Après avoir pris le contrôle de l’empire chinois, les Mandchous ont rapidement absorbé une grande partie de la haute culture Han. Mais ils ont toujours conservé le sentiment d’être les souverains mandchous des Han subjugués ; dire qu’ils ont eux-mêmes été absorbés ou sinisés est exagéré. Néanmoins, les Mandchous étaient clairement conscients de cette possibilité, et avant de temps en temps, il y avait des tentatives pour faire revivre les valeurs traditionnelles mandchoues.
Respect des Han
La situation économique a connu un sérieux déclin aux XVIIIe-XIXe siècles ; des mouvements rebelles ont surgi, qui ont été réprimés par le gouvernement. Cela a éveillé les sentiments nationalistes des Han. Le ressentiment à l’égard des Mandchous s’est accru, et ils ont été accusés de presque tout. Des sociétés secrètes ont été créées pour se débarrasser des dirigeants étrangers et restaurer une dynastie chinoise Han. La situation s’est aggravée avec l’avènement de la féroce rébellion nationaliste des Taiping (1851-64). Le sentiment des Chinois Han était que les intérêts des impérialistes européens et des Mandchous étaient les mêmes, ce qui incita encore plus au ressentiment.
Après la révolution de 1911, les Mandchous étaient toujours tenus pour responsables des problèmes de la société, et il était fortement dans leur intérêt de se faire passer pour des Han s’ils le pouvaient. La persécution périodique des Mandchous s’est poursuivie tout au long du vingtième siècle. Le célèbre écrivain et dramaturge Lao She, qui a été assassiné pendant la Révolution culturelle, était un Mandchou, et il est possible que l’attaque ait été motivée par des raisons raciales.
Crise d’identité
Psychologiquement, les Han ne se sont jamais vraiment remis de la chute des Ming. On a toujours tendance à attribuer les gloires de la dynastie Qing au fait que les Mandchous étaient « sinisés ». Leur grandeur est généralement minimisée et leur supposée cruauté, barbarie et décadence soulignée. La brève existence, au cours de ce siècle, du Manchuguo, un État fantoche japonais dans le nord-est de la Chine, qui pourrait être considéré comme la dernière tentative désespérée des Mandchous pour retrouver leur identité, a contribué à renforcer leur image négative. Aujourd’hui, les Mandchous peuvent, s’ils le souhaitent, s’enregistrer en tant que minorité nationale. Mais contrairement à la plupart des autres minorités ethniques en Chine, les Mandchous n’habitent plus une patrie traditionnelle et ont pratiquement perdu leur langue et leurs traditions. Si les Mandchous âgés peuvent encore être conscients de la désignation de leur clan, les jeunes ont été largement coupés de leur héritage.
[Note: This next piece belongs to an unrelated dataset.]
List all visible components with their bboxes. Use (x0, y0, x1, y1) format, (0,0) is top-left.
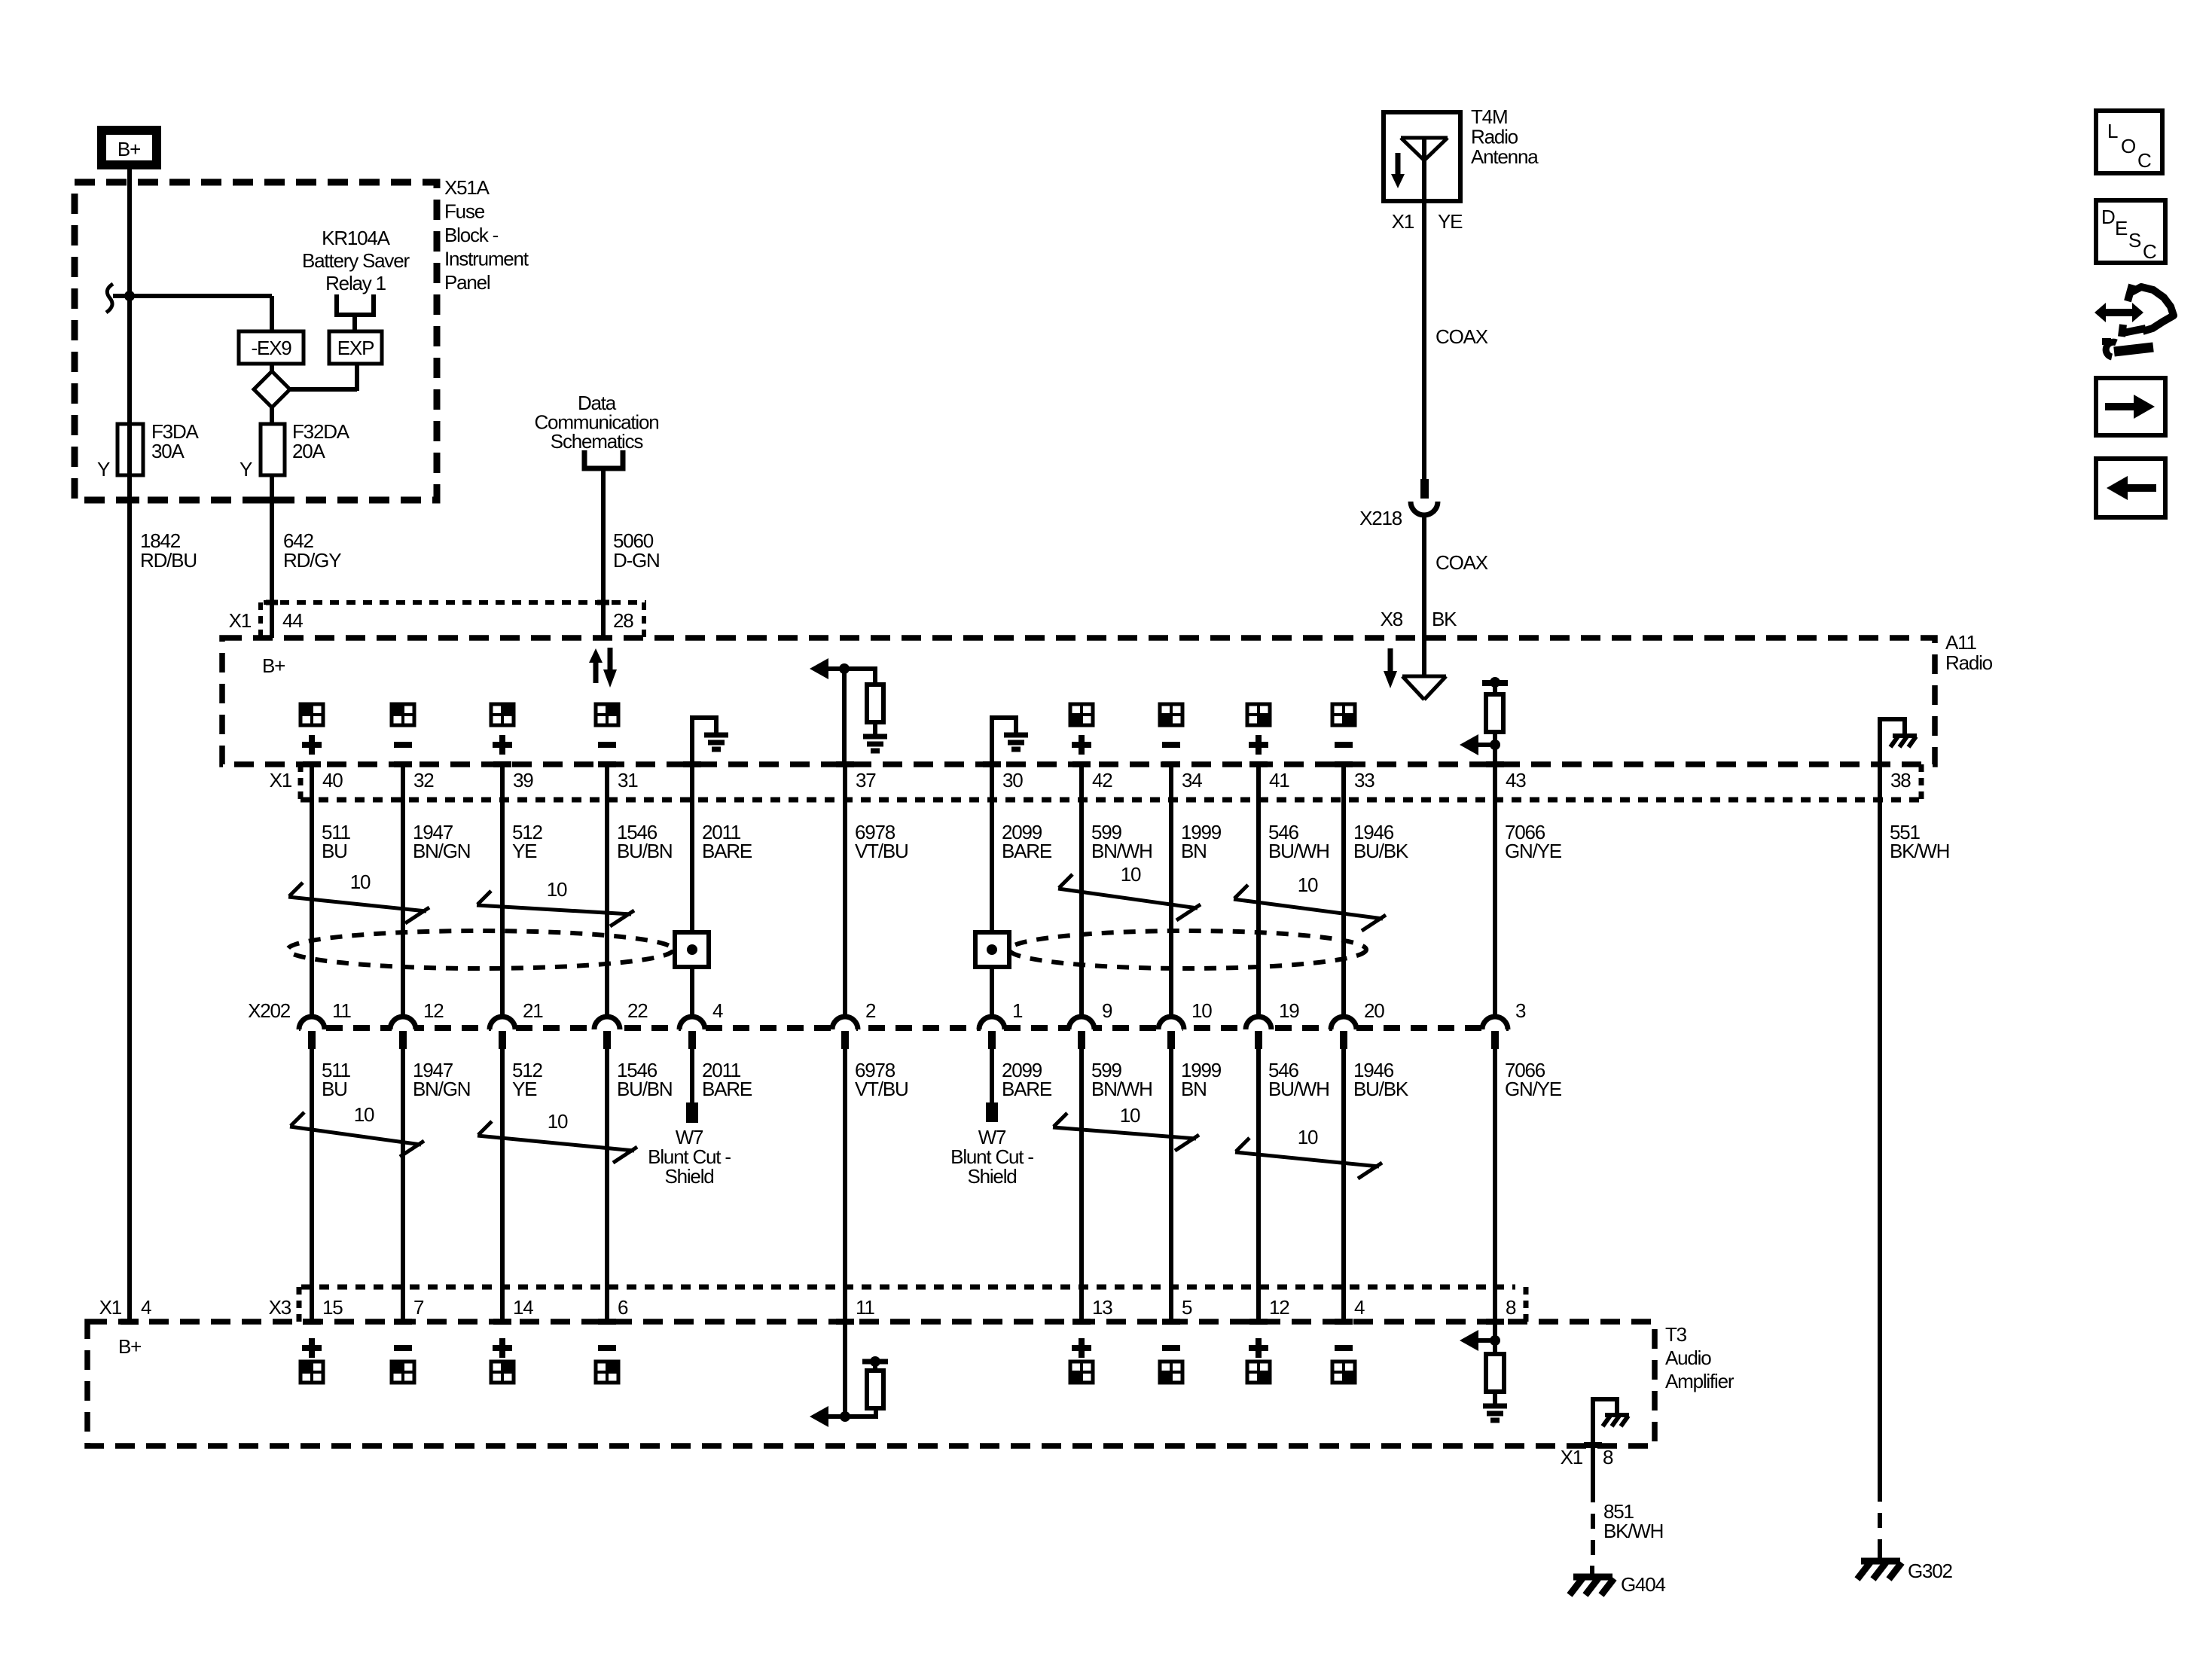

Ces dernières années, cependant, certains signes montrent que les jeunes Mandchous ont encore un sentiment d’identité. En 1987, le gouvernement chinois a ouvert une école de langue à Pékin pour former les gens à lire les anciens documents officiels mandchous. Alors qu’ils s’attendaient à devoir recruter des étudiants, il y a eu près de deux fois plus de candidats que de places disponibles.